Retrieval algorithm for densities of mesospheric and lower thermospheric metal atom and ion species from satellite-borne limb emission signals
- 1Institut für Umweltphysik, Universität Bremen, Bremen, Germany
- 2Institut für Meteorologie und Klimaforschung – Atmosphärische Spurengase und Fernerkundung, KIT, Karlsruhe, Germany
- 3The Catholic University of America, Washington DC, USA
- 4Institut für Physik, Ernst-Moritz-Arndt-Universität Greifswald, Greifswald, Germany
Abstract. Meteoroids bombard Earth's atmosphere during its orbit around the Sun, depositing a highly varying and significant amount of matter into the thermosphere and mesosphere. The strength of the material source needs to be characterized and its impact on atmospheric chemistry assessed. In this study an algorithm for the retrieval of metal atom and ion number densities for a two-dimensional (latitude, altitude) grid is described and explained. Dayglow emission spectra of the mesosphere and lower thermosphere are used, which are obtained by passive satellite remote sensing with the SCIAMACHY (SCanning Imaging Absorption spectroMeter for Atmospheric CHartographY) instrument on board Envisat. The limb scans cover the tangent altitude range from 50 to 150 km. Metal atoms and ions are strong emitters in this region and form sharply peaked layers with a FWHM (full width at half maximum) of several 10 km in the mesosphere and lower thermosphere measuring peak altitudes between 90 to 110 km. The emission signal is first separated from the background signal, arising from Rayleigh and Raman scattering of solar radiation by air molecules.

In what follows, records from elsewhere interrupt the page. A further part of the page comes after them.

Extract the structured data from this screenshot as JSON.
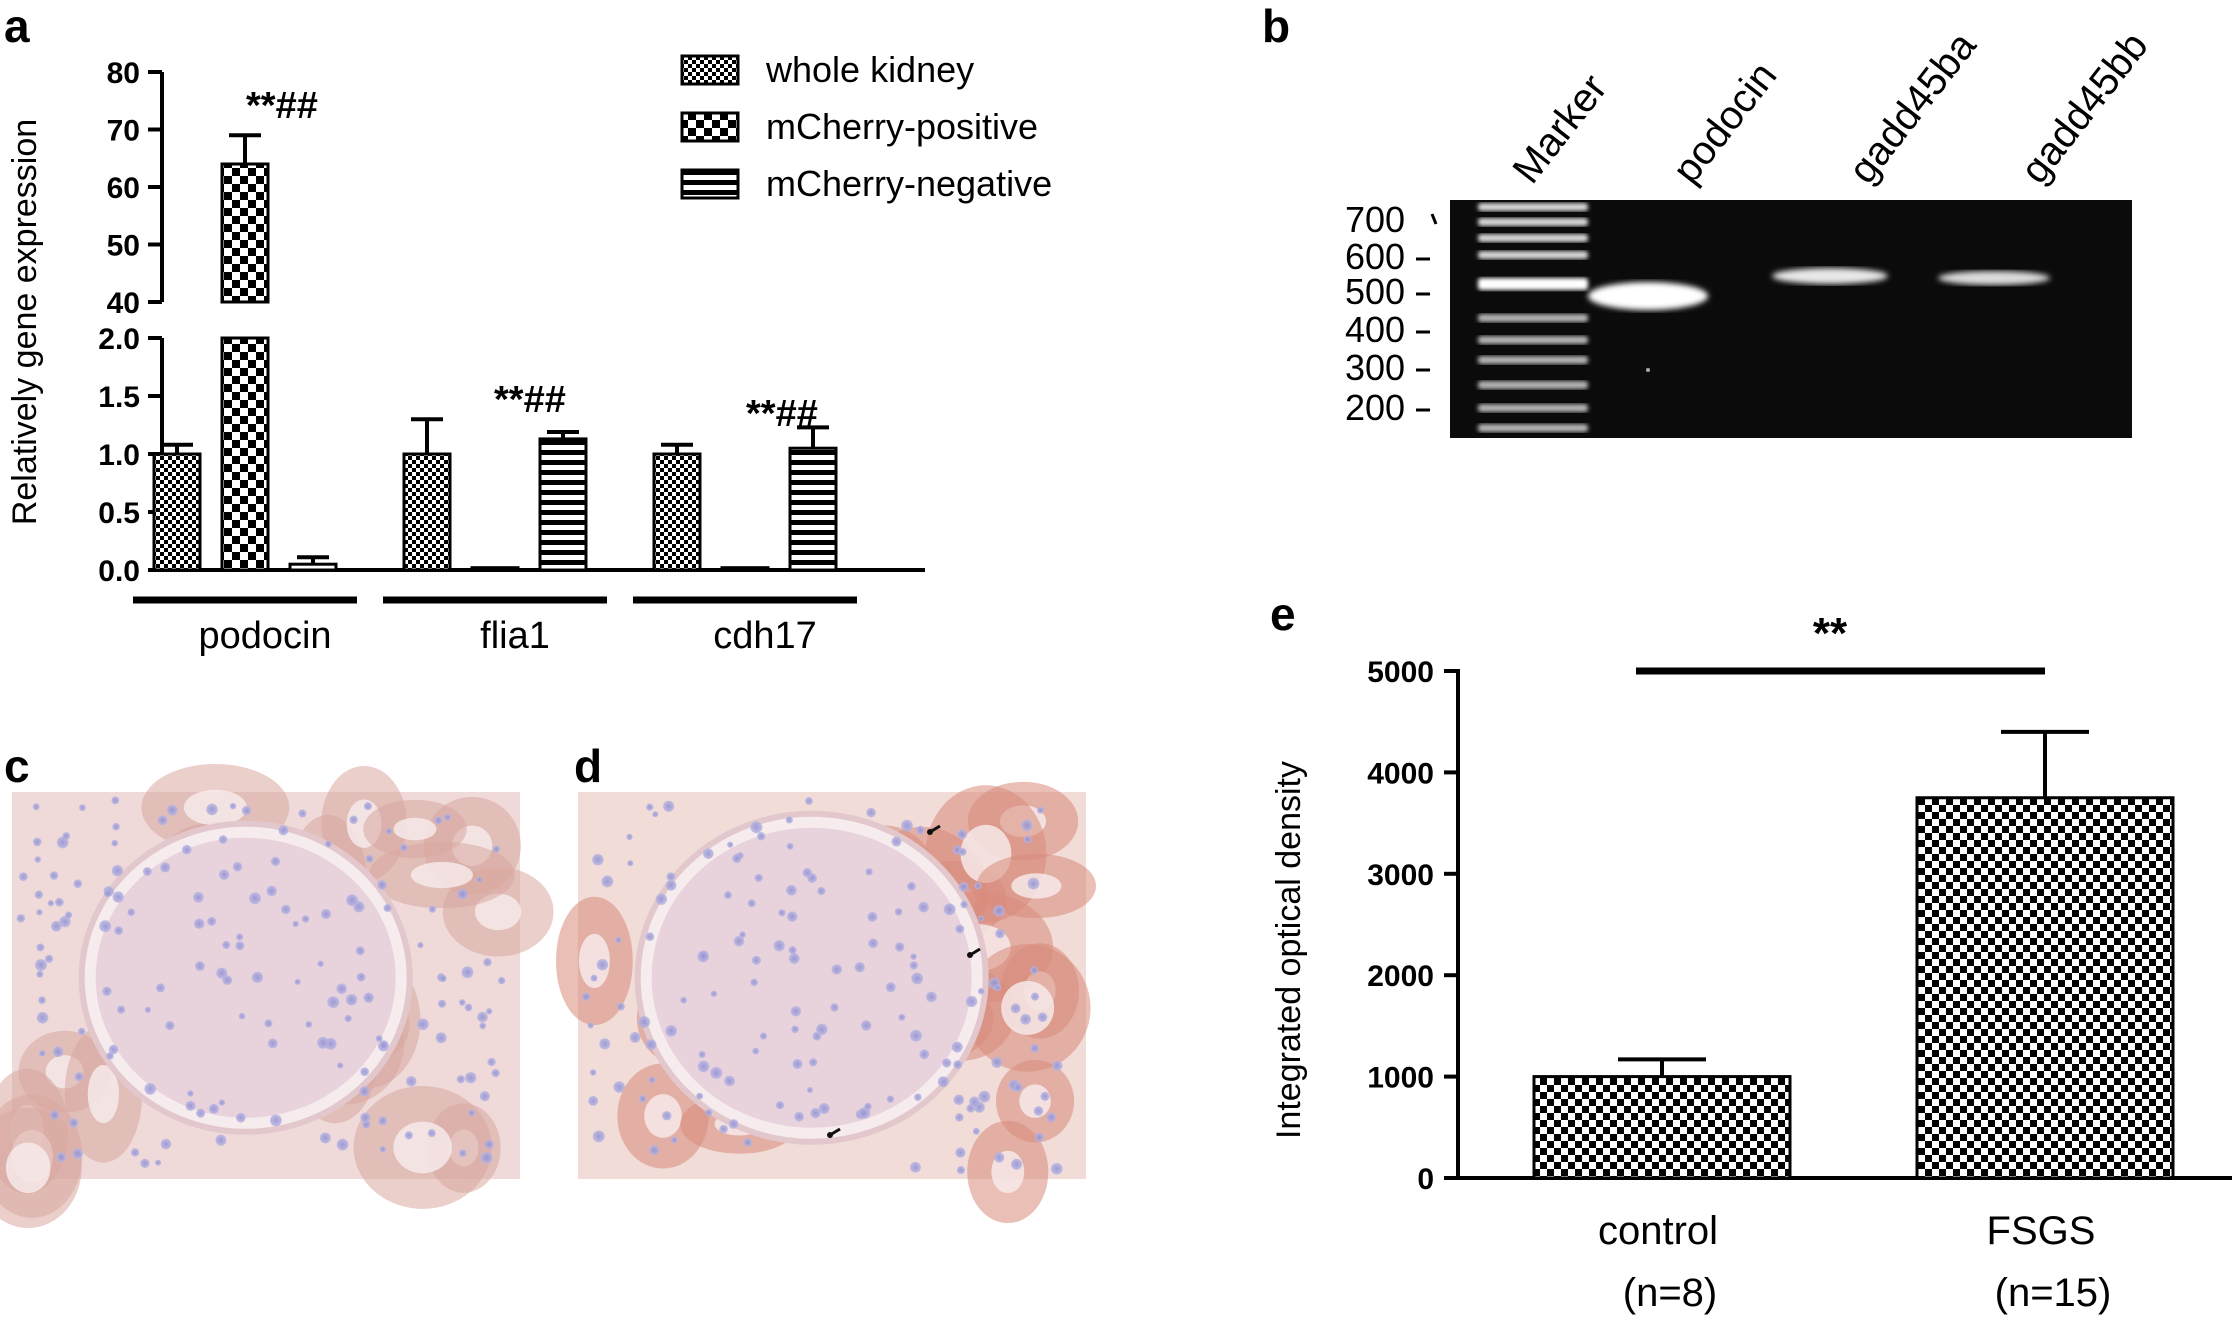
{
  "panels": {
    "a": "a",
    "b": "b",
    "c": "c",
    "d": "d",
    "e": "e"
  },
  "chart_data": [
    {
      "id": "a",
      "type": "bar",
      "ylabel": "Relatively gene expression",
      "broken_axis": true,
      "ylim_lower": [
        0,
        2.0
      ],
      "ylim_upper": [
        40,
        80
      ],
      "yticks_lower": [
        "0.0",
        "0.5",
        "1.0",
        "1.5",
        "2.0"
      ],
      "yticks_upper": [
        "40",
        "50",
        "60",
        "70",
        "80"
      ],
      "categories": [
        "podocin",
        "flia1",
        "cdh17"
      ],
      "series": [
        {
          "name": "whole kidney",
          "pattern": "small-check",
          "values": [
            1.0,
            1.0,
            1.0
          ],
          "errors": [
            0.08,
            0.3,
            0.08
          ]
        },
        {
          "name": "mCherry-positive",
          "pattern": "large-check",
          "values": [
            64,
            0.02,
            0.02
          ],
          "errors": [
            5,
            0,
            0
          ]
        },
        {
          "name": "mCherry-negative",
          "pattern": "hstripe",
          "values": [
            0.05,
            1.13,
            1.05
          ],
          "errors": [
            0.06,
            0.06,
            0.18
          ]
        }
      ],
      "annotations": [
        "**##",
        "**##",
        "**##"
      ],
      "legend_position": "top-right"
    },
    {
      "id": "b",
      "type": "gel",
      "lanes": [
        "Marker",
        "podocin",
        "gadd45ba",
        "gadd45bb"
      ],
      "size_labels": [
        "700",
        "600",
        "500",
        "400",
        "300",
        "200"
      ]
    },
    {
      "id": "e",
      "type": "bar",
      "ylabel": "Integrated optical density",
      "ylim": [
        0,
        5000
      ],
      "yticks": [
        "0",
        "1000",
        "2000",
        "3000",
        "4000",
        "5000"
      ],
      "categories": [
        "control",
        "FSGS"
      ],
      "category_sub": [
        "(n=8)",
        "(n=15)"
      ],
      "values": [
        1000,
        3750
      ],
      "errors": [
        170,
        650
      ],
      "significance": "**"
    }
  ],
  "colors": {
    "stroke": "#000000",
    "gel_bg": "#0a0a0a",
    "tissue": "#f0dada"
  }
}
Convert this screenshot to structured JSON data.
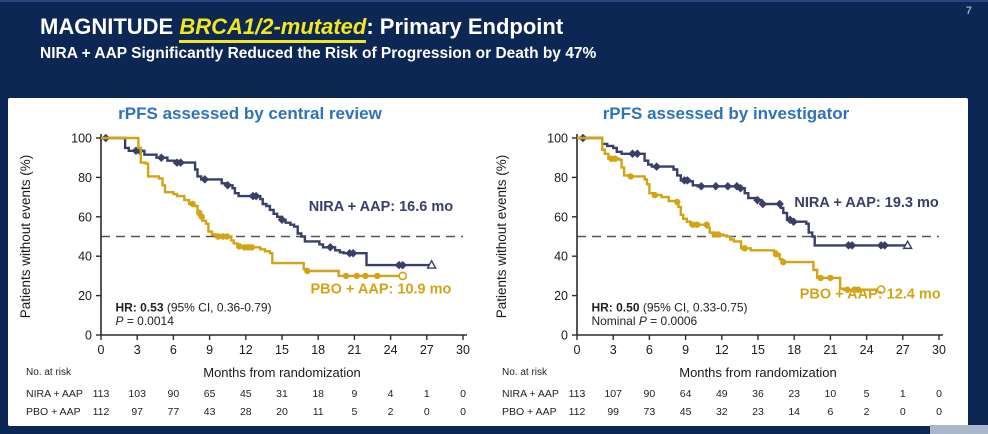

A forward radiative transfer model calculating the slant column density (SCD) from a given vertical distribution was developed. This nonlinear model is inverted in an iterative procedure to yield the vertical profiles for the emitting species. Several constraints are applied to the solution for numerical stability reasons and to get physically reasonable solutions. The algorithm is applied to SCIAMACHY limb-emission observations for the retrieval of Mg and Mg+ using emission signatures at 285.2 and 279.6/280.4 nm, respectively. Results are presented for these three lines as well as error estimations and sensitivity tests on different constraint strength and different separation approaches for the background signal.